Joel Anderson (R)
Jerry Brown (D)
SACRAMENTO, Calif., (Legal Newsline)-A Republican Assemblyman from San Diego is urging state Attorney General Jerry Brown to launch an investigation into the proposed business transaction between Google and Yahoo's search advertising business.
If completed, the deal would give Google control of more than 90 percent of the search engine advertising market, according to state Assemblyman Joel Anderson, R-El Cajon.
"This anti-competitive market power would allow the search giant to unilaterally develop 'online privacy policies' related to search and other forms of online advertising," Anderson said.

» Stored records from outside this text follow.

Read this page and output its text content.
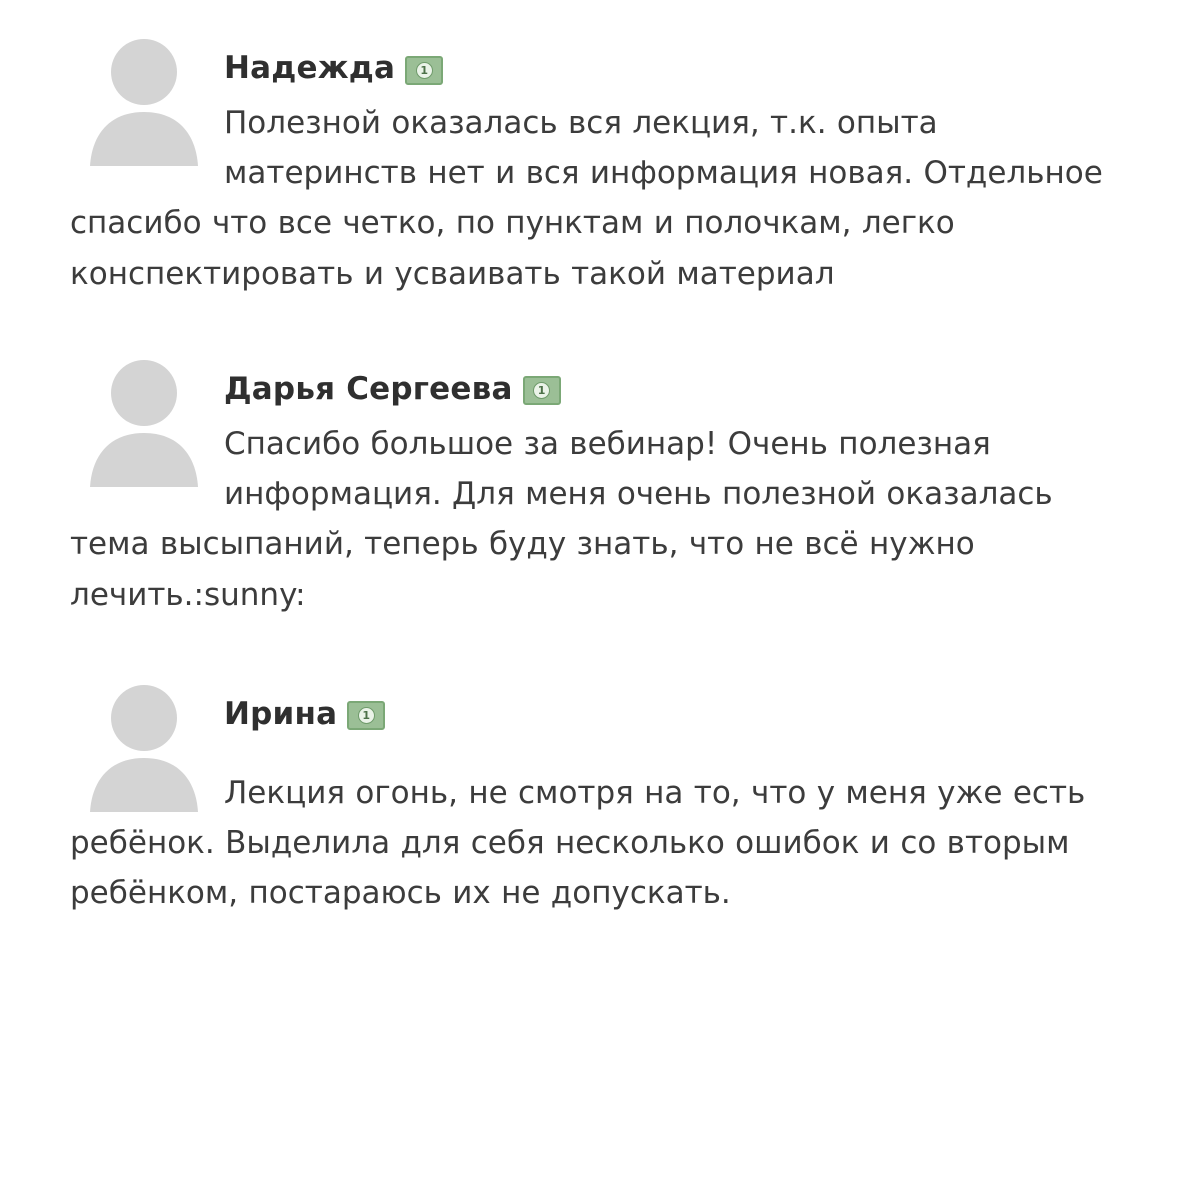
Надежда	1

Полезной оказалась вся лекция, т.к. опыта материнств нет и вся информация новая. Отдельное спасибо что все четко, по пунктам и полочкам, легко конспектировать и усваивать такой материал

Дарья Сергеева	1

Спасибо большое за вебинар! Очень полезная информация. Для меня очень полезной оказалась тема высыпаний, теперь буду знать, что не всё нужно лечить.:sunny:

Ирина	1

Лекция огонь, не смотря на то, что у меня уже есть ребёнок. Выделила для себя несколько ошибок и со вторым ребёнком, постараюсь их не допускать.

Anderson said consumers don't realize what Google tracks and how it uses the data it collects.
"Google is not entirely transparent about the type of personal data it collects like search terms, YouTube viewing habits, Web browsing habits and other online behavior," he said. "Consumers need to know how long they keep data, how the 'data mine' it across their properties and what exactly they use it for."
State attorneys general from Florida, Arkansas and Connecticut have already launched investigations into the consumer impacts. The Justice Department is also scrutinizing the deal. Connecticut Attorney General Richard Blumenthal, 90 percent of the marketplace "cries out for an inquiry."
In his letter to Brown, Anderson urges "quick and decisive action."
Yahoo issued a statement on Tuesday, following the public release of the letter from Anderson to Brown, saying the state assemblyman's concerns were not warranted.
"Both companies have taken important steps in this agreement to ensure that user privacy is protected," the statement said. "Any suggestion that Google and Yahoo are merging vast databases of personal information is simply false."
Google also issued a similar statement, saying the company takes "privacy very seriously" and that it the deal with Yahoo "ensures that personally identifiable information of individual Internet users will not be shares, combined or merged by the companies."
Brown, a Democrat, has not yet responded to the letter.
In 2003, Anderson waged a campaign to have Google comply with California's Privacy Protection Act of 2003.
Eventually, Google agreed to link its privacy policy from its homepage as required by state law.